Avez-vous été impliqué dans la conception de ce film dès le début ?
Non. Il a été initié il y déjà plusieurs années par David Dopkin et Darren Lemke , qui sont respectivement réalisateur et scénariste. J’ai lu le projet, il m‘a intéressé, et j’en ai réécrit une grande partie avec Christopher McQuarrie et Dan Studney.
Qu’est-ce qui vous a incité à vous impliquer dans ce projet ?
J’ai aimé son côté « conte de fées », odyssée d’un héros que son voyage et ses aventures changent à tout jamais. Et c’était aussi l’opportunité pour moi de travailler avec les toutes dernières technologies dans le domaine de la capture de performance.
Cela faisait longtemps que vous n’aviez plus tourné un film…
Oui, depuis WALKYRIE, en 2008. Mais j’ai aussi une société de production qui a produit X-MEN LE COMMENCEMENT l’année dernière, ce qui m’a contraint à faire beaucoup d’allers-retours entre Los Angeles et Londres. Mes activités de production de séries télévisées m’ont aussi énormément occupé. C’est l’enchaînement de ces circonstances qui m’a éloigné pendant un temps de la réalisation d’un nouveau film.
Parlez-nous du casting que vous avez réuni…

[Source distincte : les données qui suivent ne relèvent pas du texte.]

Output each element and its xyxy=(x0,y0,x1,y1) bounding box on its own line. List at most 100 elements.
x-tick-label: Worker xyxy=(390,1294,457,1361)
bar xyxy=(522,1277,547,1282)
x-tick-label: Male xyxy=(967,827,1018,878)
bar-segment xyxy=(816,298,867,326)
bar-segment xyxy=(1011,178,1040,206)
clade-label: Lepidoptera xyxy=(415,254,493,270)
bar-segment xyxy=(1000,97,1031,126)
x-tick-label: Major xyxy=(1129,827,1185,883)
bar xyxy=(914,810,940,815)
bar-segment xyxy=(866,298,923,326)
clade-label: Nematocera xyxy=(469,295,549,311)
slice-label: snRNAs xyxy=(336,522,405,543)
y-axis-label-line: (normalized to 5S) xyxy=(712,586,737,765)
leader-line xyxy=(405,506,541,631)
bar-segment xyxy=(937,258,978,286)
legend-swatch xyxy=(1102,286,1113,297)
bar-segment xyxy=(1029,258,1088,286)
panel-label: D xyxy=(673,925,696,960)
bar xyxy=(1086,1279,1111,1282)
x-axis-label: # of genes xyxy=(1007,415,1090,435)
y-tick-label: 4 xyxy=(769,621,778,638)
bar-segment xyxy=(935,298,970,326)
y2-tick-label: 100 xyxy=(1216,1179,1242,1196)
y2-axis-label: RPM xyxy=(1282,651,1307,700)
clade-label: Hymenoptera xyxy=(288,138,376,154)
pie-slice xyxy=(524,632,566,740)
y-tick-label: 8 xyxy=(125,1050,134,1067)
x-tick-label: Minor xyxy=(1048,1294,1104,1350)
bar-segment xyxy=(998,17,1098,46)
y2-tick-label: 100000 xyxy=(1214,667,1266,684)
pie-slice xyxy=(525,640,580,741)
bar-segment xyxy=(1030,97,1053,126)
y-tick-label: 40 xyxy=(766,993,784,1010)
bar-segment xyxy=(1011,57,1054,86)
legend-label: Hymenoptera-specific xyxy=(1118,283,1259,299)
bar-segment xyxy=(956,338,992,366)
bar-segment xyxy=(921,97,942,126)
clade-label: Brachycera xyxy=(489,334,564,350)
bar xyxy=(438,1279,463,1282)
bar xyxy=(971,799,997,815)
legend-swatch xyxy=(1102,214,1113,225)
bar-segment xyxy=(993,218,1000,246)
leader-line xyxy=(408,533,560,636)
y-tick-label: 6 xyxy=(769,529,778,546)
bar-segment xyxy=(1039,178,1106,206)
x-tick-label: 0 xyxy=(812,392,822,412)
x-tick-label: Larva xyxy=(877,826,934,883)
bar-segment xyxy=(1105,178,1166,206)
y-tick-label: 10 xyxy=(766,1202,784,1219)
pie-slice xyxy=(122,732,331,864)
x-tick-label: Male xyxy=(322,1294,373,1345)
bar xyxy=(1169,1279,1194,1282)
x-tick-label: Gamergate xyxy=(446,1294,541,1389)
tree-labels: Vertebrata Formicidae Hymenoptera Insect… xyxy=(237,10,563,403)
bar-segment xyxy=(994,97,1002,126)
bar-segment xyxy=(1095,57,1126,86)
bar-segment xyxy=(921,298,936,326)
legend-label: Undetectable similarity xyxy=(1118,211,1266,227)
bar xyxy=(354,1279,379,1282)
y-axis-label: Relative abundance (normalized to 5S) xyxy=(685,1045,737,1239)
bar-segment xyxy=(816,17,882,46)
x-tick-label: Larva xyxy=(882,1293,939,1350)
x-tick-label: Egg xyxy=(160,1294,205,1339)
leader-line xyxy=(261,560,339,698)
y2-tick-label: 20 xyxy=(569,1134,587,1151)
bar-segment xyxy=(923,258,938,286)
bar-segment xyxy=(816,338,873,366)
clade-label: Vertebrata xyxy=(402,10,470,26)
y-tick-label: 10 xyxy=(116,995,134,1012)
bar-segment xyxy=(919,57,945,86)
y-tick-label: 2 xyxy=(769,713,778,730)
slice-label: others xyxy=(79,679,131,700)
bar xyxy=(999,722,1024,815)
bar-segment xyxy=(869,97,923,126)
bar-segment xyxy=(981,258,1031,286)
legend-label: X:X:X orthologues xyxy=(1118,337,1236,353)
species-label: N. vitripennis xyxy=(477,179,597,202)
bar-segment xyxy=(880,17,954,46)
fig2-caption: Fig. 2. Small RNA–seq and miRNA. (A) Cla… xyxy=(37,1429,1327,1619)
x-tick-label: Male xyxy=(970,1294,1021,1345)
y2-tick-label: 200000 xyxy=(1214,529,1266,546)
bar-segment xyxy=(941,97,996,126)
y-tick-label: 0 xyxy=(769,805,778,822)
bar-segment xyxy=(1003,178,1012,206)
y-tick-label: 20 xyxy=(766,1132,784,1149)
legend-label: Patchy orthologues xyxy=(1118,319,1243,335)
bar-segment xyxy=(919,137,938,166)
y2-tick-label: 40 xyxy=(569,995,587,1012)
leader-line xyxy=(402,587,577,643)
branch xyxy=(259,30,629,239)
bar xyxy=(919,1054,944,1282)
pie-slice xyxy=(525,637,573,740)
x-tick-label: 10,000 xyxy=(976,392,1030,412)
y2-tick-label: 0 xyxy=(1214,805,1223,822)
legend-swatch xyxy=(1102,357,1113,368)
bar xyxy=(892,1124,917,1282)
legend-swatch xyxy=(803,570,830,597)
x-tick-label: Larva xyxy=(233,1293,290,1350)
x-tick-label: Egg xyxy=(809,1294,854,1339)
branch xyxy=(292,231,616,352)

Nicholas Hoult, qui joue Jack, est un jeune acteur dont j’avais remarqué le travail depuis un certain temps déjà. Il a été l’un des comédiens autour duquel nous avons construit le casting de X-MEN LE COMMENCEMENT , et j’ai été extrêmement content de sa performance dans le rôle de Hank McCoy / le Fauve. Quand j’ai décidé de réaliser JACK LE CHASSEUR DE GEANTS , j’ai rapidement pensé à lui pour tenir le rôle principal. Je me suis dit que ce serait bien de pouvoir travailler avec lui à nouveau sur ce projet… J’ai eu l’occasion de rencontrer Ian McShane, qui incarne le roi Brahmwell, par l’intermédiaire d’amis communs. J’avais déjà pensé à lui pour jouer dans WALKYRIE, mais le rôle ne lui correspondait pas vraiment. Ce nouveau film m’a enfin permis de l’engager... Idem pour Stanley Tucci, qui joue Lord Roderick . J’ai toujours été fan de ces deux grands acteurs… Ma collaboration avec Bill Nighy pendant le tournage de WALKYRIE avais été une expérience si merveilleuse que je voulais retravailler au plus vite avec lui. Je lui ai demandé de jouer l’un des géants, car je savais qu’il avait déjà eu l’occasion d’interpréter brillamment le personnage de Davey Jones en capture de performance dans les épisodes 2 et 3 des PIRATES DES CARAÏBES… La ravissante Eleanor Tomlinson a été absolument remarquable pendant son audition pour le rôle de la princesse Isabelle. Et Ewan McGregor, qui joue Elmont, est un acteur fantastique. Il était plutôt calme et réservé quand nous nous sommes rencontrés, mais je connaissais bien les films dans lesquels il avait joué et je savais déjà de quoi il était capable. Il était important qu’il puisse apporter une touche d’humour personnelle au personnage d’Elmont, qui est le chef de l’élite de la garde royale, chargée de combattre les géants.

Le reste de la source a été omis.